Can I? Yes, I think it is still physically possible. Should I? I really hate shoulds. You should have just seen me as I wrote the words “Should I”…I literally rolled my eyes.
Truth be told, I’m really not sure that I want to. And that makes me sad to write that, but it feels good to be honest. I always thought that I’d have at a minimum 2, probably 3 and possibly 4 children, and Rob was on board with this. Now here we are with one, and there are a hell of a lot of reasons to stay where we are.
I hate making decisions based on fear, and I admit that part of my thinking is based on it.

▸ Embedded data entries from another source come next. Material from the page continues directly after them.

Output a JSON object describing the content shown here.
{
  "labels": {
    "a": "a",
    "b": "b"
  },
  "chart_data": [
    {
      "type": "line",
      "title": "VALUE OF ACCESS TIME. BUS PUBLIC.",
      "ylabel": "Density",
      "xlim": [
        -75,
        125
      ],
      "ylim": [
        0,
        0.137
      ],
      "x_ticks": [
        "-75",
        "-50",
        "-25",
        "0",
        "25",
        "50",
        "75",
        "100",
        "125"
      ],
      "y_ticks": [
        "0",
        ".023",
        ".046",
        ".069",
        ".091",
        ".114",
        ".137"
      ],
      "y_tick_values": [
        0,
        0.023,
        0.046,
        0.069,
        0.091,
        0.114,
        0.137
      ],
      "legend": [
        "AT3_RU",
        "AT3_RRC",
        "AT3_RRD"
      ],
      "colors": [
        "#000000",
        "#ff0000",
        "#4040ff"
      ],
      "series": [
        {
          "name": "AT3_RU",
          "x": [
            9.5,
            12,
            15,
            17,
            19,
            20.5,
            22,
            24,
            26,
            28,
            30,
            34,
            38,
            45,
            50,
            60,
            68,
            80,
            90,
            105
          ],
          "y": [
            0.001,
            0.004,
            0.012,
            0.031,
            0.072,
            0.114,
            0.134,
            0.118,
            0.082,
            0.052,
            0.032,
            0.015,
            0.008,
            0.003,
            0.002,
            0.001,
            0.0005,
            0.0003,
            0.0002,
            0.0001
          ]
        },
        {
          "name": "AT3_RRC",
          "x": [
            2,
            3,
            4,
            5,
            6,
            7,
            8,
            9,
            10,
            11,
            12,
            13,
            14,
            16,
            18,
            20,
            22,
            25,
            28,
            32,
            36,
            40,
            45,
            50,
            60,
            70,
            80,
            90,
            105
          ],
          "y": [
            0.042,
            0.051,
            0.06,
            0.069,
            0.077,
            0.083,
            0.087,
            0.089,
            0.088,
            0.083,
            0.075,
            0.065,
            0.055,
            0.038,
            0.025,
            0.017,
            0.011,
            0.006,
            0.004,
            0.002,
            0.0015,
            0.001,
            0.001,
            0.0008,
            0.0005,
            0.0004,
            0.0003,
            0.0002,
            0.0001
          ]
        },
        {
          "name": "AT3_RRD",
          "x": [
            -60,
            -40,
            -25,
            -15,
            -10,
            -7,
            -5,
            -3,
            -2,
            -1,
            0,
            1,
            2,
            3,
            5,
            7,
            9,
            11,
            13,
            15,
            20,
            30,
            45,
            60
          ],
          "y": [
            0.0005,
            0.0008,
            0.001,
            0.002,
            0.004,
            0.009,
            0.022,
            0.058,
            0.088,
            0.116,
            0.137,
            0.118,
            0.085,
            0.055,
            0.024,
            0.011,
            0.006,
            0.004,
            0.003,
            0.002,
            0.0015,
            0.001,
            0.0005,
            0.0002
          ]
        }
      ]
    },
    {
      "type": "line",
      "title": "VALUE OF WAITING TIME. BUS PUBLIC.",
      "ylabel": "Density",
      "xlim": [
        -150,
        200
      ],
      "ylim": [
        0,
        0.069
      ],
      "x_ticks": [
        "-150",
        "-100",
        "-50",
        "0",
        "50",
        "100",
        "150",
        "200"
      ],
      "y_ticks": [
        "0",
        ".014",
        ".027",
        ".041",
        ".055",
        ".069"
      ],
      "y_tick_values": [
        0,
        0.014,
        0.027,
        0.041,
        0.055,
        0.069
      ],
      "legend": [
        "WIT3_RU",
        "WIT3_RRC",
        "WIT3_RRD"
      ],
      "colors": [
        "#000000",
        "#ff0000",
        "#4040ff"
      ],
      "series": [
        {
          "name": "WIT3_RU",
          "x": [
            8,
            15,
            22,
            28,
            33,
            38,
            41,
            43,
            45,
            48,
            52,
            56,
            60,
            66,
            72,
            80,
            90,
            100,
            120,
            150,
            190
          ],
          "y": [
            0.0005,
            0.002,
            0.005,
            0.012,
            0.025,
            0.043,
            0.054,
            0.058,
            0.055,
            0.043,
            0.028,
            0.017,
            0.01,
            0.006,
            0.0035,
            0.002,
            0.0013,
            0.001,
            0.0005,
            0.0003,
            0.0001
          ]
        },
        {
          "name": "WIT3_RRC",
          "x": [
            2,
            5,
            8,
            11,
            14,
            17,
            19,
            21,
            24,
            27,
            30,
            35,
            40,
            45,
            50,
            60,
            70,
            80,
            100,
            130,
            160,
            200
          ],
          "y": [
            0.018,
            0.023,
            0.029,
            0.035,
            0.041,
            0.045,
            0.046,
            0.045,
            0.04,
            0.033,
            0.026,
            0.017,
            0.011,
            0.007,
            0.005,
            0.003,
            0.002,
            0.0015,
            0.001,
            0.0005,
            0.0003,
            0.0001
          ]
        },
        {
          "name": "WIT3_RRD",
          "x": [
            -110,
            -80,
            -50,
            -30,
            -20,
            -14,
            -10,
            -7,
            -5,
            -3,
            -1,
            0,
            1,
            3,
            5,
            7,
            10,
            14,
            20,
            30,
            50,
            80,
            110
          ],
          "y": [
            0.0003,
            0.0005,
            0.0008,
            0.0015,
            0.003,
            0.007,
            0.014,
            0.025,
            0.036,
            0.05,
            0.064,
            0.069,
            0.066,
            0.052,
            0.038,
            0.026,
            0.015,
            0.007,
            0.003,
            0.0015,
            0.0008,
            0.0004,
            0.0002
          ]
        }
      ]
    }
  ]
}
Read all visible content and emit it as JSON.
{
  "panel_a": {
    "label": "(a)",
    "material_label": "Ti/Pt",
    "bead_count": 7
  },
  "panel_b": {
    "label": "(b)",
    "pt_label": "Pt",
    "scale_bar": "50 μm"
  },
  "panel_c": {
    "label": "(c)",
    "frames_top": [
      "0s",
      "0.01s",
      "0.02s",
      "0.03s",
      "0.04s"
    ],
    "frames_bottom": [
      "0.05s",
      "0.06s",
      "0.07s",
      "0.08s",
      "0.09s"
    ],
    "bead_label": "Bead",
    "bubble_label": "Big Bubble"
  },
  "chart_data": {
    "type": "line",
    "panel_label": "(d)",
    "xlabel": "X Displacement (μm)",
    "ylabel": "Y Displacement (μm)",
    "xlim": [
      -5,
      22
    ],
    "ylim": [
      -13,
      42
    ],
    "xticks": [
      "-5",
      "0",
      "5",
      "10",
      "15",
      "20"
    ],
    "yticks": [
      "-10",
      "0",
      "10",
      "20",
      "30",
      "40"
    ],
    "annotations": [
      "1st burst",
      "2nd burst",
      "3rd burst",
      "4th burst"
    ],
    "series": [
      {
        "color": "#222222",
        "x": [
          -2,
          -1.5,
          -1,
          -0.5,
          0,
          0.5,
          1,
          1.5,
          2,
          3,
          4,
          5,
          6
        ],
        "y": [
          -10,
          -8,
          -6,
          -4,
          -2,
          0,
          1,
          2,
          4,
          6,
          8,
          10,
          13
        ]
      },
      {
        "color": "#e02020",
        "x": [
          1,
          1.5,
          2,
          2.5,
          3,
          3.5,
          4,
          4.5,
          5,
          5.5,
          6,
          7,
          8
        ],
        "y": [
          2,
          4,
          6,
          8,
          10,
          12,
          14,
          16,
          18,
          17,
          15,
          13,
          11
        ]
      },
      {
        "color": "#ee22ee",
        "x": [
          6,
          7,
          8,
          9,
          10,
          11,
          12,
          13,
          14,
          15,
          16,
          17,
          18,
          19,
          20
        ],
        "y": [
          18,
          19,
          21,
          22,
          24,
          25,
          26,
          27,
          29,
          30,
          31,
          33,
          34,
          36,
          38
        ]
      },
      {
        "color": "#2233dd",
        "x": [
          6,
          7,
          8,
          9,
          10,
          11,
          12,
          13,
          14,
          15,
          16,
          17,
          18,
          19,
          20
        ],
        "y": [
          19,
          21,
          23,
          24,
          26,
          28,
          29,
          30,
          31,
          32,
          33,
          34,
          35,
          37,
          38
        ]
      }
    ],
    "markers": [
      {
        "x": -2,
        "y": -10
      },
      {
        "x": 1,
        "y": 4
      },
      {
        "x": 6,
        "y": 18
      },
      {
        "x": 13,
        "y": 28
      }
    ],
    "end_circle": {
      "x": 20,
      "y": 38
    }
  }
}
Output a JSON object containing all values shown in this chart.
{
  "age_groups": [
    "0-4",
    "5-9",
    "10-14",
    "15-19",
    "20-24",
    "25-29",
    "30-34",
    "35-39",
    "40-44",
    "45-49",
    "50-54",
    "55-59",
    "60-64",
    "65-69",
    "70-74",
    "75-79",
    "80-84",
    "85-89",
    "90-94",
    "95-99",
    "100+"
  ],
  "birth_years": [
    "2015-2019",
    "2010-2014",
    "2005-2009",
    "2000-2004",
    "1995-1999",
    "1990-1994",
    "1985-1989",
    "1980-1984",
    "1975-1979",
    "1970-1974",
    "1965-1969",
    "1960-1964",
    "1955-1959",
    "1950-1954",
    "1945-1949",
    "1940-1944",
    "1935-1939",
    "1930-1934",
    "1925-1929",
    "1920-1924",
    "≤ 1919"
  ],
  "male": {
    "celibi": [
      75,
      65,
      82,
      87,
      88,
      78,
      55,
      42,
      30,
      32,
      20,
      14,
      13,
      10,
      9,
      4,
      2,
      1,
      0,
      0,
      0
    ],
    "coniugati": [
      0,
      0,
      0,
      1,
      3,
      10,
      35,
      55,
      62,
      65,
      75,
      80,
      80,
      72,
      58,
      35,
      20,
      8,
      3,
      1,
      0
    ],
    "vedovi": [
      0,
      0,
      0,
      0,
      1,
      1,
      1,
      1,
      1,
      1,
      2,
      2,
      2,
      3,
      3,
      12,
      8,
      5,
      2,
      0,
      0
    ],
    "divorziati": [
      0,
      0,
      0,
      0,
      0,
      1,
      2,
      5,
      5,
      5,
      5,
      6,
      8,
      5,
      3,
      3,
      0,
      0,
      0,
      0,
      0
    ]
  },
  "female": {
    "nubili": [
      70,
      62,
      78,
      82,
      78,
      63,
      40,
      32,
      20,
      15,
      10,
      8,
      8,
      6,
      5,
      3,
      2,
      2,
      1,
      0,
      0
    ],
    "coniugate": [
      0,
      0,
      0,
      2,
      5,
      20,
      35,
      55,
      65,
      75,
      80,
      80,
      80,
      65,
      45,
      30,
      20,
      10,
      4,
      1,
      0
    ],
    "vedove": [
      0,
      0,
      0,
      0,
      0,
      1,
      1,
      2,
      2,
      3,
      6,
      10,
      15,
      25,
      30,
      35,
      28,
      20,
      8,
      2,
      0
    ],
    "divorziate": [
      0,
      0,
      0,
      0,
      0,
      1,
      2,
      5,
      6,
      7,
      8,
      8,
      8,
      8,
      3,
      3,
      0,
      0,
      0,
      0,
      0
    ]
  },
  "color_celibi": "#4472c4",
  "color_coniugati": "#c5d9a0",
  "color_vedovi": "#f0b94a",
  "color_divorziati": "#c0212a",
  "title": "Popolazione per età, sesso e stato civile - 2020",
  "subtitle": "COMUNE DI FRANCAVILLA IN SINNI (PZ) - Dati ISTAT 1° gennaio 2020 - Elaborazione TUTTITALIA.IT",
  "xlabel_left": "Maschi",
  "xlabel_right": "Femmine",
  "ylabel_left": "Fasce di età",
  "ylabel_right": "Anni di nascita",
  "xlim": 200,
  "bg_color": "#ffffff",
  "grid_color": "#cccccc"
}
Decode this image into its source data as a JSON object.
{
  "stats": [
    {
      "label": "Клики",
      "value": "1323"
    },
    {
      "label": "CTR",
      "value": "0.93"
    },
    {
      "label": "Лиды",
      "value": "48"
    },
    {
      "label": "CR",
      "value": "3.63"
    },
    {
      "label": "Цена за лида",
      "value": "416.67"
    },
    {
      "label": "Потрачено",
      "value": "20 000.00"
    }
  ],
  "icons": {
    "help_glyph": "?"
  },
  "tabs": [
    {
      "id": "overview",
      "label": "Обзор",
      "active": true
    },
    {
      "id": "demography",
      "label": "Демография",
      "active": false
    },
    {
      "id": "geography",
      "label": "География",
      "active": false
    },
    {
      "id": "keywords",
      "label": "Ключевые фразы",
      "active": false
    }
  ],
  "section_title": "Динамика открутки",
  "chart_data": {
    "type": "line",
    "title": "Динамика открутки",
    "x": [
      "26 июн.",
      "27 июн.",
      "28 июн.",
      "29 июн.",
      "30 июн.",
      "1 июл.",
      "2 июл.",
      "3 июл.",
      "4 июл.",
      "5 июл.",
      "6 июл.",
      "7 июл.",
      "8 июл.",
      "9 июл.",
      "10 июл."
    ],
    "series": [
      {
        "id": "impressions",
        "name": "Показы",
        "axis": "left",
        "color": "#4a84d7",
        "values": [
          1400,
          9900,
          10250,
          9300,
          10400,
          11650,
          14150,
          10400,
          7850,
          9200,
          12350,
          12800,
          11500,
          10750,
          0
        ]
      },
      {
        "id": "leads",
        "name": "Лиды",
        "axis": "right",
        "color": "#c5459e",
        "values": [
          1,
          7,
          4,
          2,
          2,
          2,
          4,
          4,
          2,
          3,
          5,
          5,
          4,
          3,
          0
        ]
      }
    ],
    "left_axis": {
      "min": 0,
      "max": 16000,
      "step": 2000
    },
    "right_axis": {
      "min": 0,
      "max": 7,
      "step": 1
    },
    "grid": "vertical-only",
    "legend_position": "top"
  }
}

But am I then saying that I only want another if it is a perfect, typical child? You don’t have children so that you can have perfect little kids. You have children because you want to be a parent, to share love with another little person and watch them grow, to rejoice in their accomplishments and help them grow to all they can be, to share this with your partner because you have something to give – and none of that says anything about being guaranteed a typically developing child. There are no guarantees, period.
And there is so damn much at stake. T’s future, my sanity, Rob’s sanity, our financial future – if we have another special needs child. And I’m not getting any younger. Not too old yet, but pushing 40. The longer I wait, the more chances of complications.
Knowing what I do about autism, I've seen just how bad it can be. We are blessed with an angel child, and I know we've got it easy compared with other families faced with this diagnosis. The more research we do, the more is published by researchers, the more it looks like genetics play a huge role in the causation of autism. This could happen again, and it could be much, much worse.
Then again, there are plenty of autistic kiddos with typical siblings. I've seen them, too...dragged along to endless therapy sessions & bored to tears, needs pushed aside because the autistic sibling has more pressing needs, acting out for attention or simply disappearing and not asking for anything. They know that their brother or sister will someday be their responsibility.
Somehow, some of these children end up being the most wonderful, sympathetic young people I've ever met.
I just feel like I’m talking and thinking in circles. Part of me – forgive me – wishes that the decision could be made for us. A doctor tells us that more children aren’t possible. I couldn’t sustain the pregnancy, for example.
One recent thinking in circles session ended with a realization: there is no right or wrong answer to this question. Whatever Rob & I decide will be right for us. Either decision would be courageous, and either decision would be foolish.